Aber es gibt Arbeiten, die kann ich (aus Kraftgründen oder weil jemand zweiter Teile halten soll) nicht alleine machen kann und dann, ja dann muss ich eben auf meinen Liebsten und freie Termine in seinem Arbeitsplan warten. Das ist nicht so einfach, so dass ich dazu übergegangen bin ihm seine freien Samstage mit Gartenarbeiten via Outlook zuzubuchen *ähm na ja, er hat auch entsprechend reagiert.

Wie auch immer, meine Hochbeete stehen noch beim Händler, die Erdhaufen liegen noch, die Kürbisse habe ich alle geerntet und verwende sie momentan als Dekoration vor dem Hintereingang. Hier auf dem Land benutzt glaube ich jeder den Hintereingang, eigentlich muss ich vorne gar nicht mehr dekorieren - da kommt ja eh nur der Postbote.







Über so ein Paket habe ich mich auch sehr aufgeregt: Ich habe Blumenzwiebeln bestellt, bei einer .ch Adresse im Web. Als das Paket kam, hatten die es von Ihrem Werk direkt in Holland geliefert und somit stehe ich da mit fast nochmals so viel Zollgebühren wie die Zwiebeln gekostet haben. 
Pass auf was Du wo bestellst und schau immer zuerst noch die genauen Liefergebühren an. Ich dachte wenn da .ch steht bin ich auf der guten Seite aber danach (als ich mich beschweren wollte) habe ich in den AGB nachgelesen und da stehts: Lieferungen in die Schweiz können Mehrkosten verursachen, blabla - So ein Sch...

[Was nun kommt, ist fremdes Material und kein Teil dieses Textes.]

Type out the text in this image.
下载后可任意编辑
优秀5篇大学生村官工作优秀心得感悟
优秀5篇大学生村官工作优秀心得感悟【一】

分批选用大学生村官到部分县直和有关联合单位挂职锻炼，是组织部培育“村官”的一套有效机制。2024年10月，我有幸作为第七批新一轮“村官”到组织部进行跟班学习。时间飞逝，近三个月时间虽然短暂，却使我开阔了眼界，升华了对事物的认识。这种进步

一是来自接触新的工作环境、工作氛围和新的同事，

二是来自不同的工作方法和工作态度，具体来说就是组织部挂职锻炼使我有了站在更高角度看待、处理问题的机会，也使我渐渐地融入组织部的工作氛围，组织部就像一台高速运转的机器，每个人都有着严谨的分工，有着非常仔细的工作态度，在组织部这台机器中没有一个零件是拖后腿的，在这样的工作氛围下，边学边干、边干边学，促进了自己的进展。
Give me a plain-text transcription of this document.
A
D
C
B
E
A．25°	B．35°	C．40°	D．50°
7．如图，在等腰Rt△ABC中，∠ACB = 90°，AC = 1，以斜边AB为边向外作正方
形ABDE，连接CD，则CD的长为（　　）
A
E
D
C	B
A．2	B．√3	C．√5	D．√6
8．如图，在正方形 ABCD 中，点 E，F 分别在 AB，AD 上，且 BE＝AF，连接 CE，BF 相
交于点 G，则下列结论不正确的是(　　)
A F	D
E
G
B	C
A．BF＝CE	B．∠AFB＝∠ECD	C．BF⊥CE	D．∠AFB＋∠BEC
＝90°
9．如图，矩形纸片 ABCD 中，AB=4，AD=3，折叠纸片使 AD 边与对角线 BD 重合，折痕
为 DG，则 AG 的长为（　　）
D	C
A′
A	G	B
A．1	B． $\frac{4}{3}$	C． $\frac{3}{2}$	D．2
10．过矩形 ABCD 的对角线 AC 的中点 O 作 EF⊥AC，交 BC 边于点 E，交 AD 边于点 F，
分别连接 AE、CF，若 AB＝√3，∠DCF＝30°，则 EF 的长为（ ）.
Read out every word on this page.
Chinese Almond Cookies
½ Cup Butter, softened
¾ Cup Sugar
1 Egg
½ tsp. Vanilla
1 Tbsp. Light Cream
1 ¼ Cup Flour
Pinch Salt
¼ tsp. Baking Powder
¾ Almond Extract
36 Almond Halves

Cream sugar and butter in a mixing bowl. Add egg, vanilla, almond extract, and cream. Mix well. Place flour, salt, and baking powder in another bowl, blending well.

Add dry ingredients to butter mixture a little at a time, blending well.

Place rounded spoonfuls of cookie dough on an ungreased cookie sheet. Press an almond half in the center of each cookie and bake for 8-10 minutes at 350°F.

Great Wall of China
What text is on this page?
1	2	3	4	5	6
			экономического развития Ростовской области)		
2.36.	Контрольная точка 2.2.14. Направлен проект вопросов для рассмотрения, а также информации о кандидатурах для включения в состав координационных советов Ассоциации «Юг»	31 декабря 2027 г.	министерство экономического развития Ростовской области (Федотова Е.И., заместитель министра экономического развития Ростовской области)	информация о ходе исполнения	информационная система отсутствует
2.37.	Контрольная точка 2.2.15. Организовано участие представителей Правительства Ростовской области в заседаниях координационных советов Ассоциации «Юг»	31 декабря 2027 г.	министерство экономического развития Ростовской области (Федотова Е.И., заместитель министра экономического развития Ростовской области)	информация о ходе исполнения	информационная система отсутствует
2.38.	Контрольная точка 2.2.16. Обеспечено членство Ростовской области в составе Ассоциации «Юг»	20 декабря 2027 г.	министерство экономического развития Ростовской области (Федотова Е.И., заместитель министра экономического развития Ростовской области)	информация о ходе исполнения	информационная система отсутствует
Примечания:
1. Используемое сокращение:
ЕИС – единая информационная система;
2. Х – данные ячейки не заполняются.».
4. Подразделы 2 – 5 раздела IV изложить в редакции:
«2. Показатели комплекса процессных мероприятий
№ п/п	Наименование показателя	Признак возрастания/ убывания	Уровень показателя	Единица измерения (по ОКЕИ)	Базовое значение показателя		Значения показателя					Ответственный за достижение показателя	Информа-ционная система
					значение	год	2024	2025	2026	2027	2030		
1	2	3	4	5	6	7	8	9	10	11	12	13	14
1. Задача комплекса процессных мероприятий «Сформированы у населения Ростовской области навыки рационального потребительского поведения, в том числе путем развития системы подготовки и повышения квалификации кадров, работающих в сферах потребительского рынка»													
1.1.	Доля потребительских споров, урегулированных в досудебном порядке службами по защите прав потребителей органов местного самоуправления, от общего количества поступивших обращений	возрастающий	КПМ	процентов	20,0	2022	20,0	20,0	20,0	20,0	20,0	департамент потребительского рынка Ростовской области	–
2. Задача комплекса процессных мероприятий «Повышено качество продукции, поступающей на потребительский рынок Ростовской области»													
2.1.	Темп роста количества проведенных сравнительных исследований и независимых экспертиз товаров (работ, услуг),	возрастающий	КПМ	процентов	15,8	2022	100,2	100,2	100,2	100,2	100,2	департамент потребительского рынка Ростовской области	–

Die Blumenzwiebeln warten noch in ihren Körbchen aufs Versenken. Ich möchte sie im Vorgarten zwischen den Rudbeckien pflanzen und diese sind noch zum Teil am Blühen. Da kann ich dann nicht einfach mit dem Spaten dazwischen, das reut mich.



Was ist denn sonst noch so passiert bei uns ? Ich muss nachdenken....

Ah ja ein Sturm hat sämtliche Essäpfel von den Hochstämmen geschleudert und somit habe ich so zu sagen kein Lagerobst, die Äpfel vom Boden haben alle Druckstellen bekommen und werden im Lager zu faulen beginnen, somit gibt es gerade regelmässig Apfelgerichte.



Das Weisse Beet blüht wundervoll und entgegen vieler Vorurteile, dass weisse Blüten in braun verwelken, mir gefällt es. Ein weisses Beet setzt halt voraus, dass die Gärtnerin gerne schneidet und das tue ich, ausser jetzt im Herbst, da wird eh der ganze Garten nach und nach Braun. Aber sonst gilt: wenn Blüten braun werden, dann geht es schnipp-schnapp-ab. Das reut mich dann überhaupt gar nicht. Somit muss ich sagen wir hatten dieses Jahr eine gute Saison im weissen Beet.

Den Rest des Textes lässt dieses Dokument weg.